A necessidade de se recuperar estes rejeitos gerou uma investigação científica, com o propósito de tornar a prancha de surf um produto sustentável e ecologicamente correto. Este projeto, denominado de Marbras et Mundi (Movimento Associativo de Reciclagem Brasileira no Surf e no Mundo), foi idealizado e vem sendo implementado pelo surfista e Mestre em Engenharia Ambiental, pela Universidade Federal de Santa Catarina (Florianópolis) - Paulo Eduardo Antunes Grijó, que sistematizou uma metodologia para minimizar o consumo de água, energia elétrica e geração de resíduos no processo fabril das pranchas de surf, além de pesquisar e criar métodos para a recuperação dos resíduos gerados. Um método de captação dos particulados em suspensão e controle dos efluentes é necessário visando um sistema produtivo que potencialize a Medicina e a Segurança dos trabalhadores envolvidos. Outra prerrogativa deste estudo é maximizar recursos naturais não renováveis, transformando o lixo industrial não eliminável, em matéria-prima de segunda geração econômica, com o objetivo de valorizar estes materiais, gerar renda e oportunidade de trabalho, para jovens carentes, com a implantação e operação desta atividade. É possível utilizar estes resíduos como substituto parcial de agregados, na fabricação de artefatos de concreto (com propriedades de isolamento termo-acústico) para a construção civil, incorporá-los com resinas virgens de poliuretano, após pulverização dos rejeitos, para produção de uma blenda de poliuretano recuperado, que poderá ser empregado na produção de pranchas de surf recicladas. Também é possível incinerar os resíduos, com efetivo controle ambiental, para recuperar sua energia, em função do alto poder calorífico desses dejetos. Finalmente é viável aquecer os resíduos a uma determinada temperatura e em seguida realizar termo-prensagem, para a produção de painéis para isolamento termo-acústico amplamente utilizados em edificações. Outras formas de recuperação desses materiais residuais estão sendo pesquisadas, experimentadas e esta pesquisa foi validada recentemente através de apresentação e defesa de uma dissertação de Mestrado, junto ao Programa de Pós Graduação em Engenharia Ambiental da UFSC.
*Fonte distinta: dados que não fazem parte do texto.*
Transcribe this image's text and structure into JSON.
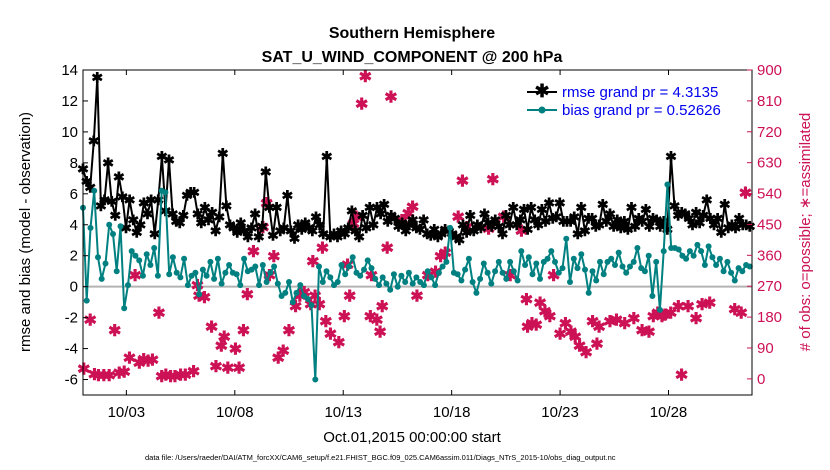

Esta iniciativa inédita, ao nível mundial, visa promover um processo de educação ambiental e práticas ecológicas na indústria do surf aspirando transformar a prancha de surf e seu processo produtivo numa atividade sustentável e saudável, pois toda indústria que gera poluição ou toxicidade pode e deverá ser redimensionada, a fim de se evitar prejuízos à saúde pública e ao meio ambiente. Este produto, após processo de gestão ambiental será certificado com um selo ecológico criando, portanto, um produto diferenciado no mercado consumidor.

Valorizar resíduos de materiais provenientes de recursos naturais não renováveis é um emergente desafio para a humanidade neste início de milênio, considerando-se a escassez de áreas para aterramento de dejetos e a necessidade inadiável de preservação dos Ecossistemas e dos recursos naturais não renováveis, através do estabelecimento de uma ecoeficiência nos processos industriais. O surf depende das ondas marinhas para sobreviver e a região litorânea necessita dos surfistas para ser devidamente conservada. RECICLAR PARA PERPETUAR! Este é o conceito chave desta iniciativa.



Produção de Poliuretano Reciclado com Alunos da CEFET-SC (2001) e do Design Industrial da UDESC em 2004.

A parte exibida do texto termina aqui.